Political organization

IMF visits Sri Lanka amid worst economic crisis in decades – The Organization for World Peace

On Monday, June 20, a nine-member team from the IMF arrived in Colombo, the Sri Lankan capital, to start bailout talks with Prime Minister Ranil Wickremesinghe. The island nation of 22 million people hopes to receive up to $3 billion from the International Monetary Fund to get its public finances back on track and access bridge financing. The visit comes as the Sri Lankan cabinet passed an amendment to curtail presidential powers, which it hopes will satisfy growing numbers of protesters demanding the resignation of President Gotabaya Rajapaksa. These protesters say Rajapaksa’s mismanagement of the economy is to blame for the current economic crisis, which is the worst the country has seen since its independence seven decades ago. As foreign exchange reserves reach record highs, the lack of foreign currency has blocked imports of essentials such as fuel, food and medicine.

On the day the IMF arrived, Energy and Power Minister Kanchana Wijesekera told Reuters there were only 12,300 tons of gasoline and 40,000 tons of diesel left in the country. According to a former energy minister, Sri Lanka’s daily diesel consumption in February was around 40,000 tonnes, showing just how low these fuel levels are. “This visit from the IMF is very important…For many international bondholders, this will be a key requirement to ensure that they come to the table and talk about debt restructuring in the first place,” Lutz Roehmeyer, portfolio manager at Berlin-based bondholder Capitulum Asset. The management, explained to Reuters. Prime Minister Wickremesinghe agreed, saying earlier this month that an IMF program was crucial to access bridge financing from sources such as the World Bank and the Asian Development Bank.

But Wickremesinghe and many others have been waiting much longer than this month for the IMF to get involved. Throughout the economic crisis, assistance from the IMF and other global actors has been consistently cited as a key part of any solution to Sri Lanka’s financial difficulties. The slow response is largely due to the government’s and central bank’s refusal to seek IMF assistance for months. This expectation will make it even more difficult for the national economy to recover. While Sri Lanka hopes the IMF will offer a fast track to recovery – its aim is to reach a preliminary agreement by the end of the visit on June 30 – any significant relief is likely to take several months. Although this visit may represent the beginning of a solution, the government must make additional efforts to ensure its success.

The amendment recently passed by the Sri Lankan cabinet, which aims to limit presidential powers, will hopefully be another part of this solution, if approved by the Parliament with a two-thirds majority. The proposed 21st Amendment seeks to reverse the changes made by the 20th Amendment, which gave President Rajapaksa sweeping powers when he passed it in October 2020. This amendment allowed the president to hold ministries, appoint or fire ministers, and made the president the appointing authority for elections, the civil service, the police, human rights, and commissions of inquiry into bribery or corruption. The 21st Amendment would return some of those powers to parliament and restore the independence of important commissions, providing a long-awaited restoration of power to the democratic processes that Rajapaksa sought to eliminate.

Between the IMF visit and the 21st Amendment, Sri Lanka is potentially on the verge of a major economic and political recovery. If the nation receives a large enough IMF loan, other foreign actors will be more likely to get involved in much-needed long-term economic development.
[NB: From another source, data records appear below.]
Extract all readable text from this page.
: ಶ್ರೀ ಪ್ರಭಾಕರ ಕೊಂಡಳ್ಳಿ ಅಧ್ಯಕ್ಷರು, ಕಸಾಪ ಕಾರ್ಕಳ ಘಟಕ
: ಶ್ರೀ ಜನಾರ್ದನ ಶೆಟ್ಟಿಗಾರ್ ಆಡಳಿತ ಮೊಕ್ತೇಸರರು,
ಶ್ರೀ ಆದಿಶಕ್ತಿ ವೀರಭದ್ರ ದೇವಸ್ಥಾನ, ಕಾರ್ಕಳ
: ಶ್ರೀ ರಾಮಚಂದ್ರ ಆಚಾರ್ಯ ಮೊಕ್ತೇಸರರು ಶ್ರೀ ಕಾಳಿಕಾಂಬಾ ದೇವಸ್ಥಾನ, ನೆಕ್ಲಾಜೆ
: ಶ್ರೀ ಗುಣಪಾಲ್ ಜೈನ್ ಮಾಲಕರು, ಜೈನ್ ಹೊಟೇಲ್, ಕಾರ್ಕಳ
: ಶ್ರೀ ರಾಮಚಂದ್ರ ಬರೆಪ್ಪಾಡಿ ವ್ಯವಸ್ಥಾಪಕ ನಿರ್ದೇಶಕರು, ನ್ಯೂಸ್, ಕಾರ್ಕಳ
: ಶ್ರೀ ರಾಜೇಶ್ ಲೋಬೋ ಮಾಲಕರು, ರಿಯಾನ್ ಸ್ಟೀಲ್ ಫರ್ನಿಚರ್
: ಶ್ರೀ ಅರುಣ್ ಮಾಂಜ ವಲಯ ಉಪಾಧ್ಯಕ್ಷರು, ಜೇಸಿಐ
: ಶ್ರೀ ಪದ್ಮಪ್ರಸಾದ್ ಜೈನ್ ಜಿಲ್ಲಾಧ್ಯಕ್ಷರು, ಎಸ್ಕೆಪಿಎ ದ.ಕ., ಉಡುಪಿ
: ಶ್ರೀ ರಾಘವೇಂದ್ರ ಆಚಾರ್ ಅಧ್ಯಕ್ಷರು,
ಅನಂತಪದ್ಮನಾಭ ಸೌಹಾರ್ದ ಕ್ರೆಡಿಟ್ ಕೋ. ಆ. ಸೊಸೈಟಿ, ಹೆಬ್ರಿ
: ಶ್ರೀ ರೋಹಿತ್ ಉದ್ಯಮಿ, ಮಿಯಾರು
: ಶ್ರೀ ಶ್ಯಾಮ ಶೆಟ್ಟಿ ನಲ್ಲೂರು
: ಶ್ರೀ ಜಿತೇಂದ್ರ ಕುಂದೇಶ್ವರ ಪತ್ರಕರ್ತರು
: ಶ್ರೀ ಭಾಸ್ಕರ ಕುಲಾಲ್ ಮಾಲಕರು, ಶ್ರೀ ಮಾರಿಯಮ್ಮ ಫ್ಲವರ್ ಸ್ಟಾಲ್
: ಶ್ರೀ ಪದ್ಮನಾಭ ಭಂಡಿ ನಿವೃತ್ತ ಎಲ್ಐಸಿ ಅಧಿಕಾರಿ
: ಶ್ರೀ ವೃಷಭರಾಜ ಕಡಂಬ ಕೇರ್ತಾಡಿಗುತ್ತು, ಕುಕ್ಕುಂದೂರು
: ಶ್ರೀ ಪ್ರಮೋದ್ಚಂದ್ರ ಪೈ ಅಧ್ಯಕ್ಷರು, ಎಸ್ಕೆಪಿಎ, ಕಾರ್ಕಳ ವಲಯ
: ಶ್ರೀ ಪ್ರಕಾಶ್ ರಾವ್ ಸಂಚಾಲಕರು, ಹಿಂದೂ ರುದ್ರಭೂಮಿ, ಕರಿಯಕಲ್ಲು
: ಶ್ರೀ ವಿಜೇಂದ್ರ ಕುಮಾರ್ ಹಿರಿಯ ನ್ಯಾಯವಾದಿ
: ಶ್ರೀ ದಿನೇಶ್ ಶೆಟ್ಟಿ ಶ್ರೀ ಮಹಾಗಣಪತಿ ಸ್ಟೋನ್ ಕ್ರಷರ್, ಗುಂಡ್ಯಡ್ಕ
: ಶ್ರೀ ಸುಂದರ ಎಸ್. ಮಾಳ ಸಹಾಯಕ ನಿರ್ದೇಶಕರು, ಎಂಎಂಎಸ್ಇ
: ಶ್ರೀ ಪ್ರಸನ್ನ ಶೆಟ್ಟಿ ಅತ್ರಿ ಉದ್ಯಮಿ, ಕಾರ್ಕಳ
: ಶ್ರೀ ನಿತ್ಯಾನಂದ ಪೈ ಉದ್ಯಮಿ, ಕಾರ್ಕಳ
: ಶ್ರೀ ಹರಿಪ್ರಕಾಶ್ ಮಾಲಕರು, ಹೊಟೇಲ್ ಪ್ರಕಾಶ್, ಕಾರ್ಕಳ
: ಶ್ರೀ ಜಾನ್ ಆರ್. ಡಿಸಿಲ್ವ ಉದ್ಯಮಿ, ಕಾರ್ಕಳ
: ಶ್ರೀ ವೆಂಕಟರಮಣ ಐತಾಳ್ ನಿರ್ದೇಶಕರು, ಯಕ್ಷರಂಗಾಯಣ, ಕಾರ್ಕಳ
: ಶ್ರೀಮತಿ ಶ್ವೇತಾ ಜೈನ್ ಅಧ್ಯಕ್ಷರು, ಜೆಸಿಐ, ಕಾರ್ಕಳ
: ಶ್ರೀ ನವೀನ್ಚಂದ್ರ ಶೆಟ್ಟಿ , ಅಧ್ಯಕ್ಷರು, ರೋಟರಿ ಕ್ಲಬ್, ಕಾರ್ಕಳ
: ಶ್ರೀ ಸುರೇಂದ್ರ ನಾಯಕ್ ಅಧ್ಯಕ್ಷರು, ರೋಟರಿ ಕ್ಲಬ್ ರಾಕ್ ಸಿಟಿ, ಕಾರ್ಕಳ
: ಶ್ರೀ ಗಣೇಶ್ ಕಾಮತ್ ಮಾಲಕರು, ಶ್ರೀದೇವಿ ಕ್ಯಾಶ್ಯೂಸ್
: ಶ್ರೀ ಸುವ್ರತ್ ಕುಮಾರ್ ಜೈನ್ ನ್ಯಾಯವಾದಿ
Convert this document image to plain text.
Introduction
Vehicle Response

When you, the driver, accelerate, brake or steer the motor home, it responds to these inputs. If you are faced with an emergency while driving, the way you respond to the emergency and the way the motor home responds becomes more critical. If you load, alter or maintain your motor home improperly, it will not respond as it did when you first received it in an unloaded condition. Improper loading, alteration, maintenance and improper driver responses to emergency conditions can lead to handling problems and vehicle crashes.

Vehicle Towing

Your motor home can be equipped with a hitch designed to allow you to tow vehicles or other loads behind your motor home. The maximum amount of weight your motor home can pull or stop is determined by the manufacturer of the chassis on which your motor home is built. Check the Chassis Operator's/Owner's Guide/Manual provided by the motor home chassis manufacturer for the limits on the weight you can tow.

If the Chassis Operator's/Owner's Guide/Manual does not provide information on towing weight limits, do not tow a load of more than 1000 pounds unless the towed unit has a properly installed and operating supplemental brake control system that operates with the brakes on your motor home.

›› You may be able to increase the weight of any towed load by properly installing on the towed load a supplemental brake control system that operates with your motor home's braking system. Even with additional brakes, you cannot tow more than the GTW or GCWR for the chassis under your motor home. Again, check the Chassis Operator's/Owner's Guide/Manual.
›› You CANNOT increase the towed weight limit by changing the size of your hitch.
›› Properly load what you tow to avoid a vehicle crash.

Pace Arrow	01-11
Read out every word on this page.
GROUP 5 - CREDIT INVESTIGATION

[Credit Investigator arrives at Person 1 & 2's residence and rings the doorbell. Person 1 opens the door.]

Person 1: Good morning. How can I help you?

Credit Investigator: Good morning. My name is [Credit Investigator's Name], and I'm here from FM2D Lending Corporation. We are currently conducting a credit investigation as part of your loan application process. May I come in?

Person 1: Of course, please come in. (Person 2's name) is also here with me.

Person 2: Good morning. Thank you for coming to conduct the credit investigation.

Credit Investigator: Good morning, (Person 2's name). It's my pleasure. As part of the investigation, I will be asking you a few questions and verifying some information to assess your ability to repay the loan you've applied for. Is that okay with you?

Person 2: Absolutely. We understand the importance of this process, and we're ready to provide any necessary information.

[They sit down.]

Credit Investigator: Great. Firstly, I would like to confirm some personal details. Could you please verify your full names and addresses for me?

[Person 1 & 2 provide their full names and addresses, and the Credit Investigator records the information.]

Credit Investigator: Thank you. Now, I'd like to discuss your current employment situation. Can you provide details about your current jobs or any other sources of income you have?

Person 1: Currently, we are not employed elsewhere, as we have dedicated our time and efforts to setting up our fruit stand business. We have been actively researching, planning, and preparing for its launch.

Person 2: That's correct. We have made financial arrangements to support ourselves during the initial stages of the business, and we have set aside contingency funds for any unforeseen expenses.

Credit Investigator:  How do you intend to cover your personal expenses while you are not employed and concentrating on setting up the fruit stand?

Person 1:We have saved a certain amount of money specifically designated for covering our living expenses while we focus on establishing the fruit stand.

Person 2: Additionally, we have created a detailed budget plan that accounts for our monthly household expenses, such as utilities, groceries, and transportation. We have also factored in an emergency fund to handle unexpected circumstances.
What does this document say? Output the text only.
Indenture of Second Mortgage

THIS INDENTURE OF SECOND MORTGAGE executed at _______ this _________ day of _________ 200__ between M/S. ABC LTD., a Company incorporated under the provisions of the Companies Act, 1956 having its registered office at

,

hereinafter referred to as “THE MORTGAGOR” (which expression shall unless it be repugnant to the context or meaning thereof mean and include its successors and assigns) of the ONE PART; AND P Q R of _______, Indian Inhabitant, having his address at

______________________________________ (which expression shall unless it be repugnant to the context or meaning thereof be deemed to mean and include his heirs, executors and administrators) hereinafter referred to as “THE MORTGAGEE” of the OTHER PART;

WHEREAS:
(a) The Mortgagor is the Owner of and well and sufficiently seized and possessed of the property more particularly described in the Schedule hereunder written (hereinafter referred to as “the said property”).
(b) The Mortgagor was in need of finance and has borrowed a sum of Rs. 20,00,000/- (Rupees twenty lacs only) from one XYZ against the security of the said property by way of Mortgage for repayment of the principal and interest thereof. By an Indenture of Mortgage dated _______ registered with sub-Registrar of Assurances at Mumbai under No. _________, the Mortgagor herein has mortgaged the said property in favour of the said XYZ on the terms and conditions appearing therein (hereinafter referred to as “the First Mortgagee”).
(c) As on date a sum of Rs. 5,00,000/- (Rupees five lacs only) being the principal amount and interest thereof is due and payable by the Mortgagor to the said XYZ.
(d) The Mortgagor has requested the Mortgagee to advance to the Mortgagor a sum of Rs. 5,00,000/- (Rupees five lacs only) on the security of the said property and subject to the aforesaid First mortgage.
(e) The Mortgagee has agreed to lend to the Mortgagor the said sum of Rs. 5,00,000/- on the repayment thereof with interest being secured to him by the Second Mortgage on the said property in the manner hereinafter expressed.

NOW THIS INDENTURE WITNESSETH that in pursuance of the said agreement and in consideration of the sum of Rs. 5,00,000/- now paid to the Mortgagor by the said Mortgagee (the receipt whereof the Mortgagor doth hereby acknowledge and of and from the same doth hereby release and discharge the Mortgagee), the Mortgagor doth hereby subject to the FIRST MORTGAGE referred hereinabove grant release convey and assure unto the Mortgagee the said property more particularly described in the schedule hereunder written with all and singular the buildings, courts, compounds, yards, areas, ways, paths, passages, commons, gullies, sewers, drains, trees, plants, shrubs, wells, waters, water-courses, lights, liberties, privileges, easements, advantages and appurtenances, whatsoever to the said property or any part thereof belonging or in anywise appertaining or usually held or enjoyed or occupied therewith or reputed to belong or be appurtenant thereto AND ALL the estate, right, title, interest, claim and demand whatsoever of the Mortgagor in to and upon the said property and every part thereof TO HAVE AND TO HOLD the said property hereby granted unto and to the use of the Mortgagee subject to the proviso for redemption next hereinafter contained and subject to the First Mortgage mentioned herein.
However, the IMF loan alone is not enough. The government will need to continue its efforts to revive the economy in a way that will both help Sri Lankans in the short term (address the fuel shortage) and prepare the economy for productivity in the long term (make the foreign exchange reserve stronger than before). This is, of course, easier said than done, but if power is restored to Parliament via the 21st Amendment, the government will be better equipped to ensure success. But first, everything depends on the visit of the IMF and the vote of amendment of the Parliament; the outcome of these two events will determine how long this crisis lasts.